David Goldblatt is one of South Africa's most widely admired photographers and, indeed (although he dislikes being described this way), one of the country's most influential artists. He combines documentary photojournalism, sociopolitical commentary, narrative and historiography in creating iconic portraits, vivid landscapes and gritty cityscapes.
For almost seven decades, Goldblatt has been paying fastidious attention to South Africans: their individual stories and collective histories, their homes, their journeys, their workplaces. While he never shied away from the grim realities of apartheid - on the contrary, he captured these on film so that they could become more widely known - Goldblatt also sought and found moments of redemption, sympathy and even humour.

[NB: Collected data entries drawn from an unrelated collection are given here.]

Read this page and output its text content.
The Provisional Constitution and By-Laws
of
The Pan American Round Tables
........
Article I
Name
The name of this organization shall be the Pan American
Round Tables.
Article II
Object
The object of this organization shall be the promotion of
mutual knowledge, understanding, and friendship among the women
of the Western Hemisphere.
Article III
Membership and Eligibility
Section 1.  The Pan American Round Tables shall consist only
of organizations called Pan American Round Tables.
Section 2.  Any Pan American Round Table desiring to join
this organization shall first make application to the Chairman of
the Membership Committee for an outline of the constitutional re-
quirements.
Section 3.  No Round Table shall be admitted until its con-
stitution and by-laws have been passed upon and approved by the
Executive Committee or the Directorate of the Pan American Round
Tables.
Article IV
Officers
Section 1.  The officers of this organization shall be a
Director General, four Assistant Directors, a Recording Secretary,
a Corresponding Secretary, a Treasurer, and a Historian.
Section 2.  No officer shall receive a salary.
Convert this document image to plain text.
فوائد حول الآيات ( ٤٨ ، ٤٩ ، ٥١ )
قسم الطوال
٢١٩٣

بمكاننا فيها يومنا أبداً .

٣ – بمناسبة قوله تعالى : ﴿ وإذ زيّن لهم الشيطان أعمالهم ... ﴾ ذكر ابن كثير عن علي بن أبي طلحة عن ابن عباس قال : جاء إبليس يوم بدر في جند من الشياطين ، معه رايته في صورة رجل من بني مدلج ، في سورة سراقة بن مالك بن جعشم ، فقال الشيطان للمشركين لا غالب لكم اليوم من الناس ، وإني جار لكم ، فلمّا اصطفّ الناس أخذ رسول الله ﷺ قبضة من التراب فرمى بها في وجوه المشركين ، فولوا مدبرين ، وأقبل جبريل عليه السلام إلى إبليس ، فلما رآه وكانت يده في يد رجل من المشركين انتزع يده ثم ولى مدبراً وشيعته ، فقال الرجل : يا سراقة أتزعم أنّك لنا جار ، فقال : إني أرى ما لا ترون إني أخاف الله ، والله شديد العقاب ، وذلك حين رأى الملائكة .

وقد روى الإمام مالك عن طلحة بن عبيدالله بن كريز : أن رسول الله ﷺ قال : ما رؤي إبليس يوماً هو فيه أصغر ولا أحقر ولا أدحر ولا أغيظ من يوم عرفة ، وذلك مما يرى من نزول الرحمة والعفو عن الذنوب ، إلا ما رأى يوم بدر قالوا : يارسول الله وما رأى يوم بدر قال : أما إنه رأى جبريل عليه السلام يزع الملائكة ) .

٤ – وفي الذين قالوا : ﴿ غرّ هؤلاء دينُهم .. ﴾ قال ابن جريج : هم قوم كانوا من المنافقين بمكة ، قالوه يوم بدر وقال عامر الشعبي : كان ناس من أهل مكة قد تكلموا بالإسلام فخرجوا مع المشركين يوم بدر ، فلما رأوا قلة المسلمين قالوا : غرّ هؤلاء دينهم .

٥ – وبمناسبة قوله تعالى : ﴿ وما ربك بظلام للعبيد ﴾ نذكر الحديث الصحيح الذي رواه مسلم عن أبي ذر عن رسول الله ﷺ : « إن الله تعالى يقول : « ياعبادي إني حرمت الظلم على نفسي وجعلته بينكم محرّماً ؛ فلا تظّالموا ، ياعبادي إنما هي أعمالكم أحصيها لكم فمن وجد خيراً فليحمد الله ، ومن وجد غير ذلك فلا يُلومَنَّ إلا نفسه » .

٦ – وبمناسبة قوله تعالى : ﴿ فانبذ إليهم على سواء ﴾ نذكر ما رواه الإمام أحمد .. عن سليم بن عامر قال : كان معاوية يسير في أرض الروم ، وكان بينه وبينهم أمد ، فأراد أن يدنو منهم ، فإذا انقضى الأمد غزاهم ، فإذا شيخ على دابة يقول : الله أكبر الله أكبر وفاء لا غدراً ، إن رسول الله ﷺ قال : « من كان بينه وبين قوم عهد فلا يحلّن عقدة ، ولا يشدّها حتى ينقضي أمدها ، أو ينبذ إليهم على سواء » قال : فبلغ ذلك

Over the last twenty years his camera has been trained on the paradoxes of development and decay, liberty and instability, opportunity and chaos in post-apartheid (or, as some have described it, "neo-apartheid") South Africa.
Goldblatt does not consider himself a political activist, but has been active in politics nonetheless - whether as a critic of exploitative labour practices, a powerful documenter of systemic poverty and structural inequality, or, more recently, a protestor against censorship and limitations on freedom of speech.
In this retrospective exhibition, curator Neil Dundas of the Goodman Gallery has taken the opportunity "to examine how Goldblatt's life's work has explored and expressed the values of South Africa and its peoples". The Pursuit of Values includes photographs from Goldblatt's twin projects, South Africa - The Structure of Things Then and Structures of Dominion and Democracy, as well as a number of images that have not previously been exhibited or published.